A long list of recommendations – the result of nearly a year of data-gathering, neighborhood meetings, interviews and surveys – was presented in December by the team of consultants brought on to complete the Short North Parking Study.

Patti Austin of the city’s Department of Public Service stressed that there is plenty of work to be done before the plan is implemented.

“Nothing is set in stone… we are still considering everyone’s comments, and a lot of them have to do with implementation,” she said. “There will be a lot more discussion as we work through the details.”

She added that early February should see the release of a draft implementation plan, which will include a financial analysis and changes made to the recommendations based on stakeholder comments.

The main recommendations of the study call for:

  • Implementing a form of demand-based pricing, meaning that the most desirable parking will cost the most – a high-demand zone south of Second Avenue would cost $1.50/hour from 6pm to midnight (and 75 cents from 10am to 6pm). A secondary-demand zone farther afield would be 75 cents.
  • Adding metered spaces on High Street by consolidating some COTA stops and shortening spaces.
  • Looking into the possibility of a shared valet program – one 60-foot zone every two or three blocks would provide a standardized service for all of the businesses in the area. The city currently issues permits for the companies that provide valet services for individual businesses in the neighborhood.
  • Simplifying residential permit areas, which currently are a hodgepodge of restrictions based on which blocks have taken the initiative to gather signatures and establish a permit zone. The proposed system would of feature four zones – Harrison West, Victorian Village, Italian Village West, and Italian Village East – in addition to a High Street commercial zone.
  • Implementing a series of improvements meant to encourage more pedestrian, bike and transit use in the neighborhood.
  • Adding options for employee parking and incentives for workers to use alternative modes of transportation.
  • Continuing to work with private developers to encourage the inclusion of public parking in new mixed-use projects (and possibly including a fee-in-lieu of parking option if  a developer is not able to provide parking).
  • Reworking zoning code requirements for parking in the neighborhood.

Austin emphasized the comprehensive nature of the recommendations – they are designed to work together to tackle the issues from every angle.

“The placement of new meters could physically happen first,” she said, by way of example, “but you don’t want to raise the price of meters and not have addressed employee parking.”

According to a survey done as part of the study, 80 percent of employees in the district drive to work, and nearly half park within a block of their workplace. 

“If the other things are in place to handle that (the plan suggests reduced COTA passes, free COGO memberships, expanding CBUS hours, and/or remote parking with shuttle buses), then we can go on to the other parts of the plan,” Austin said. “It’s really intricate – really hard to implement part of it and not all of it – which is why the implementation plan is so important.”
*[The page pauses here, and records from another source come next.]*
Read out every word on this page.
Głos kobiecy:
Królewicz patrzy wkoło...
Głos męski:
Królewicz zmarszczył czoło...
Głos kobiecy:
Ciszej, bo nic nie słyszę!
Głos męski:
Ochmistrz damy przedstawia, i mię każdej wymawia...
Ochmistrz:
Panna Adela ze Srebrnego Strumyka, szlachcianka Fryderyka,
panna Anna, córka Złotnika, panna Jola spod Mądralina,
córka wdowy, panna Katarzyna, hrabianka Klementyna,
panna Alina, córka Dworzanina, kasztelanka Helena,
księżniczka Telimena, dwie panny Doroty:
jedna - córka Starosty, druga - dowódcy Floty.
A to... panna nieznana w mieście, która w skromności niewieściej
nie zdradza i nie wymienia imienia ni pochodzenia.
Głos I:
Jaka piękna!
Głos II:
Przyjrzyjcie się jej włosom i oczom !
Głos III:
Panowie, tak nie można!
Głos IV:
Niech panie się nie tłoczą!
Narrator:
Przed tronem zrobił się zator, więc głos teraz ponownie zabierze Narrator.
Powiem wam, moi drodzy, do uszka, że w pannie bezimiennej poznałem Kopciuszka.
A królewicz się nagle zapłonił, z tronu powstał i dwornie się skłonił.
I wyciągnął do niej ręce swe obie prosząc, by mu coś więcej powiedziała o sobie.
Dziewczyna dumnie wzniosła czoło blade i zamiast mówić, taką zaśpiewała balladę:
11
The city is confident that the wide-ranging recommendations are what’s needed, even if implementation will take some time.

“It’s complicated, but it’s the right thing to do because it gives us the best solution,” Austin said. “Our consultant is always saying that the wrong solution is to simply build more public garages – that’s the most expensive and least flexible option… you can’t move a garage five blocks to the north when the demand for parking shifts.”

The primary consultant on the project, the San Francisco-based Nelson/Nygaard, will be busy in Columbus over the course of the next year; they have been tapped by the city to work on the upcoming Multi-Modal Thoroughfare Plan, and by COTA to lead their Next Generation planning efforts.